In 1961, Clyde Dankert cited a New York Times article from 1949 in which a “well known labor economist” predicted a 20-hour work week by 1990 and a ten hour week by 2050. Eight years later, a vocational educator forecast the 20-hour week by 2000. Also in 1961, Dankert himself suggested 1980 as the year by which, “the thirty-hour workweek should be widely established and some progress made toward the twenty-five-hour week.” Three years later, he was somewhat more circumspect, “In time we should reach the 30-hour week and even the 25-hour week, but despite all the talk about the leisure society, that time is not now and will not be for quite some years.

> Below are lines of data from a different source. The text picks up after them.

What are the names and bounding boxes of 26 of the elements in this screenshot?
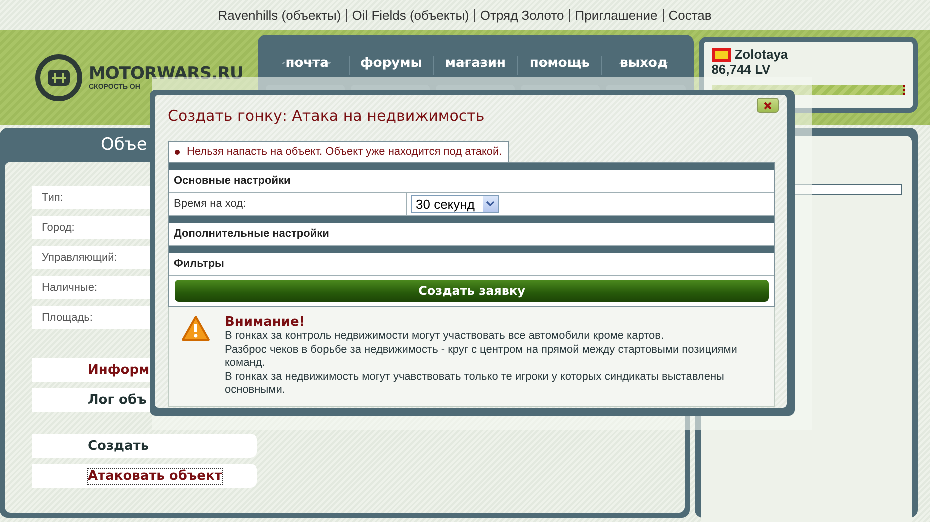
warning-text: В гонках за контроль недвижимости могут участвовать все автомобили кроме картов. — [225, 330, 666, 344]
turn-time-select[interactable]: 30 секунд — [411, 195, 499, 213]
logo-text: MOTORWARS.RU — [89, 64, 244, 84]
section-title: Фильтры — [174, 258, 224, 270]
top-link[interactable]: Состав — [662, 8, 717, 22]
section-title: Основные настройки — [174, 175, 291, 187]
error-message: Нельзя напасть на объект. Объект уже находится под атакой. — [187, 146, 502, 158]
flag-icon — [712, 48, 731, 62]
dialog-title: Создать гонку: Атака на недвижимость — [168, 107, 486, 125]
top-link[interactable]: Отряд Золото — [474, 8, 570, 22]
dropdown-icon — [486, 201, 495, 207]
submit-button[interactable]: Создать заявку — [175, 280, 769, 302]
menu-button[interactable]: Создать — [32, 434, 257, 458]
top-link[interactable]: Oil Fields (объекты) — [346, 8, 474, 22]
close-button[interactable] — [757, 98, 779, 113]
bullet-icon — [175, 150, 180, 154]
user-name: Zolotaya — [734, 47, 788, 62]
warning-icon — [181, 315, 211, 343]
money-amount: 86,744 LV — [712, 62, 772, 77]
setting-label: Время на ход: — [174, 198, 246, 210]
close-icon — [764, 102, 772, 110]
top-link[interactable]: Ravenhills (объекты) — [213, 8, 346, 22]
top-link[interactable]: Приглашение — [569, 8, 663, 22]
logo-icon — [35, 54, 83, 102]
menu-button[interactable]: Атаковать объект — [32, 464, 257, 488]
panel-title: Объе — [101, 135, 148, 155]
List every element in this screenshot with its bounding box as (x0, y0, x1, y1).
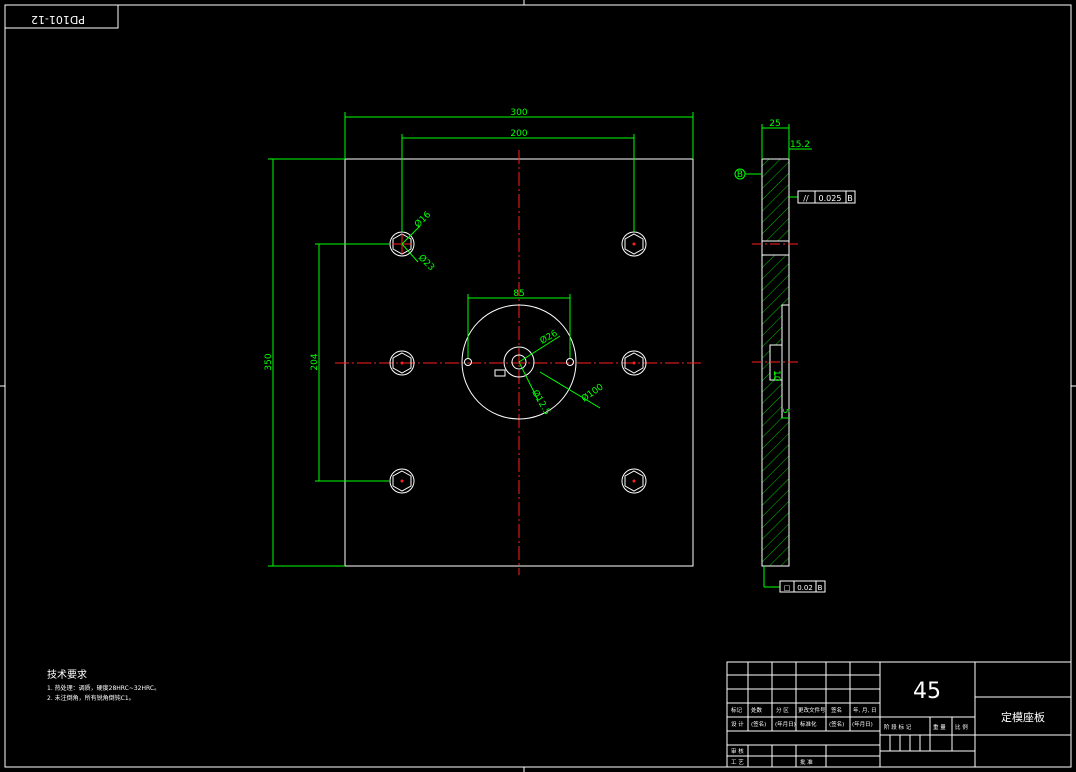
technical-notes: 技术要求 1. 热处理：调质，硬度28HRC~32HRC。 2. 未注倒角，所有… (47, 668, 160, 702)
tb-standardize: 标准化 (800, 720, 817, 728)
side-bore-gap (761, 240, 790, 256)
dim-height-total: 350 (264, 353, 274, 370)
side-section-upper (761, 158, 790, 242)
datum-label-b: B (737, 170, 743, 180)
dim-hub-span: 85 (513, 289, 524, 299)
tb-process: 工 艺 (731, 759, 744, 766)
notes-line-1: 1. 热处理：调质，硬度28HRC~32HRC。 (47, 684, 160, 692)
tb-review: 审 核 (731, 747, 744, 755)
tb-approve: 批 准 (800, 758, 813, 766)
dim-ring-d100: Ø100 (579, 381, 605, 404)
tb-label-date: 年, 月, 日 (853, 706, 877, 714)
tb-designed-date: (年月日) (775, 720, 796, 728)
keyway (494, 369, 506, 377)
flatness-frame: □ 0.02 B (779, 580, 826, 593)
drawing-number: PD101-12 (31, 13, 85, 26)
tb-designed: 设 计 (731, 720, 744, 728)
tb-label-count: 处数 (751, 706, 763, 714)
side-dim-small: 5 (780, 408, 790, 414)
notes-title: 技术要求 (47, 668, 87, 681)
parallelism-frame: // 0.025 B (797, 190, 856, 204)
tb-stage-mark: 阶 段 标 记 (884, 723, 912, 731)
front-view: 300 200 350 204 85 Ø16 Ø23 Ø26 Ø12.5 Ø10… (264, 108, 703, 575)
dim-width-holes: 200 (510, 129, 527, 139)
side-dim-thickness: 25 (769, 119, 780, 129)
guide-hole-bottom-right (621, 468, 647, 494)
notes-line-2: 2. 未注倒角，所有锐角倒钝C1。 (47, 694, 135, 702)
tb-standardize-date: (年月日) (852, 720, 873, 728)
drawing-frame (4, 4, 1072, 768)
dim-hole-d23: Ø23 (416, 252, 437, 273)
cad-drawing: PD101-12 300 200 350 204 85 Ø16 Ø23 Ø26 … (0, 0, 1076, 772)
side-view: 25 15.2 10 5 B // 0.025 B □ 0.02 B (734, 119, 856, 593)
guide-hole-bottom-left (389, 468, 415, 494)
guide-hole-top-right (621, 231, 647, 257)
screw-hole-left (464, 358, 472, 366)
side-dim-recess: 10 (771, 370, 781, 382)
tb-label-revision: 标记 (731, 706, 743, 714)
dim-bore-d26: Ø26 (538, 328, 560, 347)
svg-text:0.025: 0.025 (819, 194, 842, 203)
tb-label-signature: 签名 (831, 706, 842, 714)
tb-label-zone: 分 区 (776, 706, 789, 714)
tb-scale: 比 例 (955, 723, 968, 731)
svg-text:B: B (847, 194, 853, 203)
tb-designed-sig: (签名) (751, 720, 766, 728)
dim-height-holes: 204 (310, 353, 320, 370)
svg-text:B: B (818, 584, 823, 592)
screw-hole-right (566, 358, 574, 366)
material: 45 (913, 679, 941, 704)
svg-text://: // (803, 194, 809, 203)
tb-standardize-sig: (签名) (829, 720, 844, 728)
side-dim-step: 15.2 (790, 140, 810, 150)
tb-label-doc-no: 更改文件号 (798, 706, 826, 714)
svg-text:□: □ (784, 584, 791, 592)
svg-text:0.02: 0.02 (797, 584, 813, 592)
tb-weight: 重 量 (933, 723, 946, 731)
part-name: 定模座板 (1001, 710, 1045, 724)
dim-hole-d16: Ø16 (412, 209, 433, 230)
dim-bore-d12-5: Ø12.5 (529, 388, 552, 417)
dim-width-total: 300 (510, 108, 527, 118)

In a 1957 newsletter, First National City Bank of New York calculated that it would take 31 years to achieve a 32-hour work week if productivity increased at an average of between two and three percent a year and if workers chose to take the benefits in the same proportions of wages and hours as they had from 1909 to 1941. Alternatively, a four-day work week could be attained in eight years if productivity gains were applied exclusively to work time reduction. A similar calculation had been made by Fortune editor, Daniel Seligman in 1954:
A calculation made by Fortune for the years since 1929 suggests that in the past quarter-century U.S. workers have been taking about 60 per cent of the productivity pie in the form of income, about 40 per cent as leisure. Assuming that the four-day week for non-agricultural employees will be attained when the total work week is in the vicinity of 32 hours, that productivity continues to increase at an average of 2 or 3 per cent a year, and that something on the order of the recent 60-40 ratio for income and leisure continues in effect, the 32-hour week should be spread throughout the whole non-farm economy in about 25 years.
As did the City Bank forecast, Seligman noted that the shorter work week could be achieved even sooner if workers were willing to forego wage increases.

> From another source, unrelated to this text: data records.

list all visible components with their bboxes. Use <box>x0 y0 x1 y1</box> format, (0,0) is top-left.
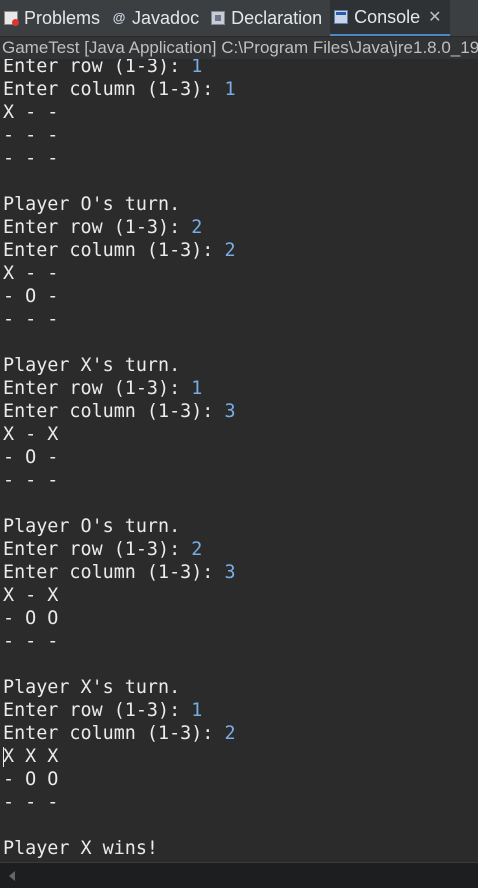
declaration-icon <box>211 11 226 25</box>
console-output-text: - O - <box>3 447 59 468</box>
console-line: Enter column (1-3): 1 <box>3 78 236 101</box>
view-tab-bar: Problems @ Javadoc Declaration Console ✕ <box>0 0 478 37</box>
scroll-left-icon[interactable] <box>9 871 15 881</box>
console-line: Enter column (1-3): 2 <box>3 722 236 745</box>
console-user-input: 3 <box>224 401 236 422</box>
console-line: Enter row (1-3): 2 <box>3 216 236 239</box>
console-output-text: - O - <box>3 286 59 307</box>
console-line: - O - <box>3 446 236 469</box>
console-line: X - X <box>3 584 236 607</box>
console-lines: Enter row (1-3): 1 Enter column (1-3): 1X… <box>3 59 236 860</box>
console-line: X - - <box>3 262 236 285</box>
horizontal-scrollbar[interactable] <box>0 862 478 888</box>
console-user-input: 2 <box>191 217 203 238</box>
console-line: Enter row (1-3): 1 <box>3 59 236 78</box>
console-output-text: X - - <box>3 263 59 284</box>
console-line: Enter row (1-3): 2 <box>3 538 236 561</box>
console-line: Enter column (1-3): 2 <box>3 239 236 262</box>
console-output-text: X - X <box>3 585 59 606</box>
console-line: X - - <box>3 101 236 124</box>
console-output-text: - O O <box>3 608 59 629</box>
console-line: - - - <box>3 469 236 492</box>
console-line: Player X wins! <box>3 837 236 860</box>
console-output[interactable]: Enter row (1-3): 1 Enter column (1-3): 1X… <box>0 59 478 862</box>
console-line: Enter column (1-3): 3 <box>3 400 236 423</box>
console-output-text: X X X <box>3 746 59 767</box>
console-line: Enter row (1-3): 1 <box>3 699 236 722</box>
console-line: - O - <box>3 285 236 308</box>
console-output-text: - - - <box>3 631 59 652</box>
console-line: Enter column (1-3): 3 <box>3 561 236 584</box>
console-line: - O O <box>3 607 236 630</box>
console-line: Player O's turn. <box>3 193 236 216</box>
console-user-input: 2 <box>191 539 203 560</box>
console-output-text: Enter column (1-3): <box>3 723 225 744</box>
console-output-text: Player O's turn. <box>3 194 181 215</box>
console-output-text: X - X <box>3 424 59 445</box>
console-user-input: 2 <box>224 240 236 261</box>
console-output-text: Enter column (1-3): <box>3 240 225 261</box>
console-user-input: 3 <box>224 562 236 583</box>
console-output-text: Enter column (1-3): <box>3 562 225 583</box>
console-output-text: Player X's turn. <box>3 677 181 698</box>
console-line: Player X's turn. <box>3 354 236 377</box>
tab-javadoc-label: Javadoc <box>132 7 200 28</box>
console-output-text: - - - <box>3 470 59 491</box>
javadoc-icon: @ <box>112 10 126 25</box>
console-output-text: Player O's turn. <box>3 516 181 537</box>
console-line: - - - <box>3 124 236 147</box>
tab-declaration[interactable]: Declaration <box>207 0 330 36</box>
console-user-input: 1 <box>191 378 203 399</box>
console-line: - - - <box>3 791 236 814</box>
problems-icon <box>4 11 19 26</box>
console-user-input: 1 <box>191 700 203 721</box>
console-icon <box>334 10 349 24</box>
console-output-text: Enter column (1-3): <box>3 79 225 100</box>
console-output-text: - - - <box>3 125 59 146</box>
console-output-text: Enter row (1-3): <box>3 539 192 560</box>
console-output-text: X - - <box>3 102 59 123</box>
console-output-text: - O O <box>3 769 59 790</box>
console-title: GameTest [Java Application] C:\Program F… <box>0 37 478 59</box>
console-user-input: 1 <box>224 79 236 100</box>
console-line: - - - <box>3 147 236 170</box>
close-icon[interactable]: ✕ <box>428 7 441 27</box>
tab-javadoc[interactable]: @ Javadoc <box>108 0 207 36</box>
console-output-text: - - - <box>3 309 59 330</box>
console-output-text: - - - <box>3 792 59 813</box>
console-line: Player X's turn. <box>3 676 236 699</box>
console-line: Player O's turn. <box>3 515 236 538</box>
console-output-text: - - - <box>3 148 59 169</box>
console-line: X - X <box>3 423 236 446</box>
tab-console-label: Console <box>354 6 421 27</box>
console-line: Enter row (1-3): 1 <box>3 377 236 400</box>
console-output-text: Enter column (1-3): <box>3 401 225 422</box>
console-output-text: Enter row (1-3): <box>3 700 192 721</box>
console-output-text: Enter row (1-3): <box>3 59 192 77</box>
console-output-text: Player X wins! <box>3 838 159 859</box>
console-output-text: Enter row (1-3): <box>3 217 192 238</box>
tab-declaration-label: Declaration <box>231 7 323 28</box>
console-line: - O O <box>3 768 236 791</box>
console-line: - - - <box>3 308 236 331</box>
console-output-text: Enter row (1-3): <box>3 378 192 399</box>
tab-problems[interactable]: Problems <box>0 0 108 36</box>
console-line: - - - <box>3 630 236 653</box>
console-line: X X X <box>3 745 236 768</box>
tab-problems-label: Problems <box>24 7 101 28</box>
console-user-input: 2 <box>224 723 236 744</box>
console-output-text: Player X's turn. <box>3 355 181 376</box>
console-user-input: 1 <box>191 59 203 77</box>
tab-console[interactable]: Console ✕ <box>330 0 450 36</box>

In fact, productivity gains from 1954 to 1979 averaged 2.4 percent per year. From 1957 to 1988, annual productivity gains averaged 2.2 percent. Assuming 40 percent of actual historical productivity gains, ten paid holidays, and four weeks annual vacation, a 32-hour workweek should have been realized by around 1990 — aside from the likelihood that progressive reduction of the hours of work would have accelerated productivity gains.
Using the same assumptions, the work week in 2016 should be around 26 hours. Or perhaps people would prefer to continue with the 32-hour week and take three months annual vacation. These calculations overlook the fact that reduction of the hours of work had already stagnated in the early post-war period. If we backdate the 40 percent of productivity reduction to 1950, the 32-hour mark could have been reached seven years earlier.
Edward Denison estimated that 10% of historical productivity gains could be attributed directly to hours reduction. The chart below factors in that additional 10% productivity gain and compares actual average annual hours, 1950 – 2015 with potential hours if reduced according to Seligman’s and Denison’s assumptions:
But you can’t have it now. You just can’t. How about a tax cut for the richest, instead?